Clemens’s decision to testify does pose risks — primarily that his sworn statements could constitute perjury if they are later judged to have been intentionally false about a material fact. His testimony can also be used against him should he become subject to a criminal investigation like the inquiry in San Francisco that involved Barry Bonds, among others. Only rarely are Congressional witnesses given immunity, and Hardin said he would not pursue it for Clemens.

“The risk is you can create a prosecutable crime that did not exist before,” said Jonathan Sack, a New York defense lawyer. Rafael Palmeiro ventured into that territory in 2005, when he flatly told the committee, “I have never used steroids, period,” and months later tested positive for a steroid. His comments prompted the committee to investigate him for perjury, but its probe did not find enough evidence to pursue an indictment.

Hardin said that Clemens was in no danger of committing perjury, though he did foresee honest misstatements.

“He’s going to make his mistakes, I would expect, in his testimony before Congress, just like any other witness does,” Hardin said. “If that was all it took for perjury, we’d be in a hell of a fix. He’s a hell of a ballplayer, but in terms of Congressional testimony and the law, he’s an average person.”

Hardin said that Clemens was not concerned about sharing a table with either Knoblauch or Pettitte. Despite their friendship, Pettitte has lent credibility to McNamee by confirming the accusations about him. “One, Roger never took steroids,” Hardin said. “Two, I have no reason to believe they won’t tell the truth about Roger.”

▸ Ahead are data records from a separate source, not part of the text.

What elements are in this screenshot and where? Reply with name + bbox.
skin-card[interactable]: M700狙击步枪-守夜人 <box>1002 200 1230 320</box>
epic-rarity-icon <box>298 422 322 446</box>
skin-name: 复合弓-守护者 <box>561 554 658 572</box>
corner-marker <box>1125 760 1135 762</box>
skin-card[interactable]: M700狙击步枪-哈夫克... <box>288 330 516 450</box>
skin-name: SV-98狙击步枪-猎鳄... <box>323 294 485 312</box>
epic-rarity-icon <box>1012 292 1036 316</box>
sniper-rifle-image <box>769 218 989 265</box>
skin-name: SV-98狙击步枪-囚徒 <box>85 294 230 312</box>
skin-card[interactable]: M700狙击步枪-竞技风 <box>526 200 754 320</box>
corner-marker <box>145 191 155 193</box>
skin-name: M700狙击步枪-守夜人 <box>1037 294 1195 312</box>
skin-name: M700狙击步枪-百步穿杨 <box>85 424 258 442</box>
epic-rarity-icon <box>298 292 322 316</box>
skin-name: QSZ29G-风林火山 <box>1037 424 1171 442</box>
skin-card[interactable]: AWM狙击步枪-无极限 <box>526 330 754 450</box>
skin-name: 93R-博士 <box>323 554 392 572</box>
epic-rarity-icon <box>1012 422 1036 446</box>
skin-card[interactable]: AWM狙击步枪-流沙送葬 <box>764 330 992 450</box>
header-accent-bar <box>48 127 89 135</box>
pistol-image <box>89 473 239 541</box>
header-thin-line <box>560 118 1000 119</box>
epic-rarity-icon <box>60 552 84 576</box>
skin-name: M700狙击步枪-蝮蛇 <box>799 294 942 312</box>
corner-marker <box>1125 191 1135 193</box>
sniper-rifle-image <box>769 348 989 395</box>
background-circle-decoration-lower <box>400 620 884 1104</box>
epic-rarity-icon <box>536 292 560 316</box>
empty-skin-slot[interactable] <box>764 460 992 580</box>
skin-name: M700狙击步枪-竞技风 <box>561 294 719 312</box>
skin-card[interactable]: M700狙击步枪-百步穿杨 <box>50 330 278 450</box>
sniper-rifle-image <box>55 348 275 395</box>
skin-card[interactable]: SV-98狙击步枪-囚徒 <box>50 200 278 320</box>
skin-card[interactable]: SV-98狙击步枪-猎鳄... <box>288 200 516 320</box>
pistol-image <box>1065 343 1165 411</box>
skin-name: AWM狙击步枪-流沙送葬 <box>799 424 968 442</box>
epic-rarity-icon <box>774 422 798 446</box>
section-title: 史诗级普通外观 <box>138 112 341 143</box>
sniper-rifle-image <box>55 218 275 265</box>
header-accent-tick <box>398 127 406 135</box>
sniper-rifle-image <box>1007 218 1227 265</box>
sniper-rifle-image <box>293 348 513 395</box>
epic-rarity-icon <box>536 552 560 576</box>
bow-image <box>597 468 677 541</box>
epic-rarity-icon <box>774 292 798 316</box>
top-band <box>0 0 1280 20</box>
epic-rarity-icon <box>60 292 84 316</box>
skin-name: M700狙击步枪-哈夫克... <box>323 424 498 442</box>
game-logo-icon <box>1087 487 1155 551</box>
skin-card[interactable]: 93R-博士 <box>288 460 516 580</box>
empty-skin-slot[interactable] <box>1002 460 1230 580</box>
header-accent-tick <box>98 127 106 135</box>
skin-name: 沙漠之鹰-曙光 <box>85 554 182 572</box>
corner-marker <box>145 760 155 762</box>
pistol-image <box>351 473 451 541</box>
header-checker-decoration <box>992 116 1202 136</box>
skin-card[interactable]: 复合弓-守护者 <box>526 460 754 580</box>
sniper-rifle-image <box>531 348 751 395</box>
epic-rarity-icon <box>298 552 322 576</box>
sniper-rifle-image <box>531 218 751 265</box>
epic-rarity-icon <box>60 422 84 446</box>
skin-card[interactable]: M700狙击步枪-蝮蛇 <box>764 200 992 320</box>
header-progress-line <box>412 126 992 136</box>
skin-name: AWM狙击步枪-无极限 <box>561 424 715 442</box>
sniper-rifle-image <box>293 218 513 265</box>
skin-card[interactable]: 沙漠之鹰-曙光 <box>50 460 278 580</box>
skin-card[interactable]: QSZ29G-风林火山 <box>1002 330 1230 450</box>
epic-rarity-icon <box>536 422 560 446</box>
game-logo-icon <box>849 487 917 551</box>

Should Clemens decline to answer any questions by invoking the Fifth Amendment, it could confer an appearance of guilt and may damage his pending defamation case against McNamee. While criminal juries are instructed that a defendant’s taking the Fifth must not be interpreted as an admission of guilt, it can and is considered prejudicial in civil litigation, let alone by the public at large.

In 2005, though Mark McGwire did not take the Fifth, his sullen and vacuous testimony — “I’m not here to talk about the past,” he often said — painted him as guilty and he was publicly vilified, to the point that he has twice been denied induction into the Baseball Hall of Fame despite seemingly requisite statistics.

Hardin will almost certainly have less influence during Congressional testimony by Clemens than he would in a criminal or civil proceeding. Although lawyers can be present and generally sit behind witnesses, they rarely can object to the relevance or phrasing of questions, or to matters of evidence. Stillman, the New York defense lawyer, said, “Your lawyer is basically a eunuch.”

Hardin said that he would sit near Clemens during the hearing but probably would not consult with him.

“This is basically going to be Roger’s show with the committee,” he said. “The Congress will take the position he’s out on the mound alone.”

The House Committee on Oversight and Government Reform does not need to use baseball’s exemption from antitrust laws, which Congress has done on other occasions, as leverage to compel league and union participation. This committee has jurisdiction over national health policy, which it invoked not just with baseball in 2005 but also in recent hearings on the treatment of veterans at Walter Reed Hospital and the risks of the drug Vioxx, which coincidentally Clemens admits to having eaten like candy before it was off the market.

“As our first hearings tried to emphasize, there’s a public health issue here,” said Keith Ausbrook, Republican general counsel for the committee. “You hear stories of high school kids and college kids saying that they think steroid use is their ticket to professional sports. So if the professional sports leagues don’t stop the use of these drugs, it just encourages it.”